I was trying to install custom ROM on my friends funbook from the given thread
*www.thinkdigit.com/forum/mobiles-tablets/155054-micromax-funbook.html

But I didn't liked the new rom much as it doesn't support tata photon+ so I wanted to revert back to the original rom.

I had made backup of original ROM before installing custom ROM with *CMW recovery 5 ICS*. Then I installed CMW Recovery 5 ICS in the custom ROM as it was erased when the custom ROM is flashed and restored the original ROM.

Now problem comes here is that the original ROM is restored but the kernel and serial no. is same as of previous ROM and still it doesn't support tata photon+

Pls help me to restore the original ROM as I suspect I restoring it wrong from CMW Recovery.


----------



## red dragon (Jun 17, 2012)

Serial number does not change with the kernel.
I am not sure about funbook,but usually for any Android,it is usually possible to extract the kernel from the original.
Ask your fellow funbook user with stock to extract it for you,make a zip from it and install it from CWM recovery.
Another option would be get the entire md5 of stock and flash the funbook with a flashing SW from Micromax(if there is anything like Odin from micromax)
Before doing anything,check your settings again...it is unlikely for a custom kernel to change your serial no.(unless it is AOSP/AOKP ROM,they can do anything..as the devs are as clueless as the end users,if not more!)
The worst case scenario would be..stock ROM,stock kernel with a unknown baseband,in that case service centre is the only option,even they wont do anything,but they will change the motherboard and the magical sl no/baseband will come back.
Sure,it defies logic, but sadly this is how Android works.


----------



## krishnandu.sarkar (Jun 17, 2012)

Did you perform a full Wipe before restoring Stock ROM..??


----------



## Gauravs90 (Jun 17, 2012)

How can I full wipe it from CW Recovery?


----------



## krishnandu.sarkar (Jun 17, 2012)

Full Wipe means, Wiping Data / Factory Reset, Wiping Cache, Wiping Dalvik Cache.


----------



## Gauravs90 (Jun 17, 2012)

Yes I have done the wiping and restored the backup... but still kernel version is 3.0.8 Which was in older custom rom.. and still tata photon+ didn't worked.

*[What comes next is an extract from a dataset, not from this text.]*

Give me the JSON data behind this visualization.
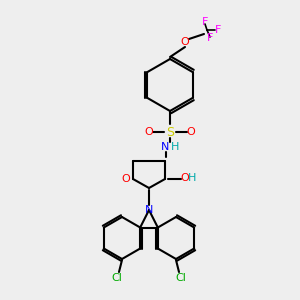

Can i install funseries v2 and then restore the origina ROM. Will it help?

My previous custom rom was this...
97F1-D1-H2-H01-N413.20120314

well it's done...thanks

It reverted to the same serial no again and photon+ now dosen't connect after 2nd boot. any help


----------



## krishnandu.sarkar (Jun 17, 2012)

No idea, about Photon+. I don't use dongle.


----------



## red dragon (Jun 18, 2012)

How can the serial number change with a kernel flash?
If it is not fixed with a full wipe,something must have messed the efs!!


----------



## Gauravs90 (Jun 18, 2012)

Here Is the step by step procedure to what i have done with my funbook..

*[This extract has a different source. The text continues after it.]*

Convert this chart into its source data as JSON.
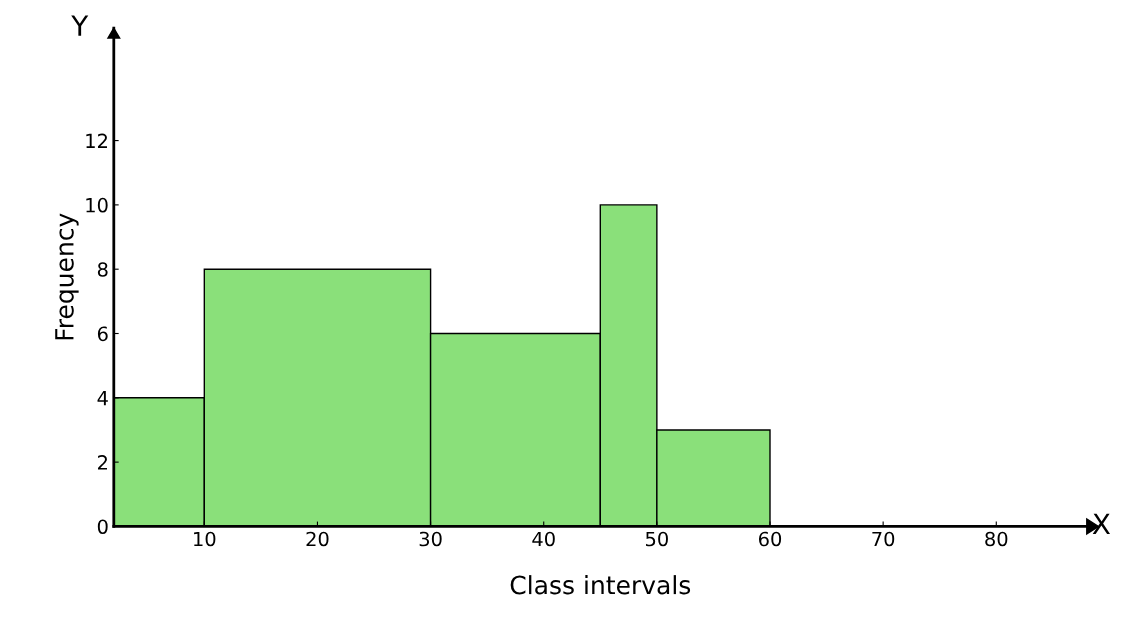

1. Let say it has original stock rom installed in it and it has following shown in about-
model- P300
kernel- 3.0.8 inet 16
build no- 97F1-D1-H2-HO1-MMX

2. I installed cw recovery in the stock rom and made the backup of the stock rom in external memory card.

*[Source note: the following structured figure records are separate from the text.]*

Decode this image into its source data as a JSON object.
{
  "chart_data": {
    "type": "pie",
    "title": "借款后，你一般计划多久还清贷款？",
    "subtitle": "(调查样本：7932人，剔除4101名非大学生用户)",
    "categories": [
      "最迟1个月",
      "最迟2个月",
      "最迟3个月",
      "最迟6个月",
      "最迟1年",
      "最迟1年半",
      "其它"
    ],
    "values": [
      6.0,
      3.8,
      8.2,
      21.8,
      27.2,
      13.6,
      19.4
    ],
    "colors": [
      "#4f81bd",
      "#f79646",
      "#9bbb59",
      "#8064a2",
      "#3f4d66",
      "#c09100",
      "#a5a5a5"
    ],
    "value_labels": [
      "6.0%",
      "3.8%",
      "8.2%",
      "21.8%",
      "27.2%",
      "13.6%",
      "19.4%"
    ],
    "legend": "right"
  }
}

3. I downloaded the .img file of custom rom (from micromax thread of thinkdigit) and flashed it using livesuit. Now the custom rom is fully working and it has following shown in about.
model- M701C
kernel- 3.0.8+
build no- 97F1-D1-H2-HO1-N413

4. After fiddling with new rom I realised that its not that good, so i wanted to revert back to the stock.

5. To revert back to the stock rom I have to install CW Recovery in custom rom as it was wiped out after flashing.

6.After flashing CW recovery and clearing cache, dalvik cache I restored the stock rom from the backup using CW recovery.

7. Rebooted with stock rom and the model no., kernel, build no. was of stock rom but on second boot these changed to that of custom rom as shown in about.

Don't know what's happening here.....


----------



## red dragon (Jun 19, 2012)

Ok got it!
During flashing the stock via CWM recovery,did you format the system partition in CWM before the install?
I mean,you cleaned up cache,d.c alright,but did you format system partition(As far as I can remember this option is usually present in the advanced folder of CWM recovery)


----------



## Gauravs90 (Jun 19, 2012)

It's present in "Mounts and Storage Menu"... will try it....


----------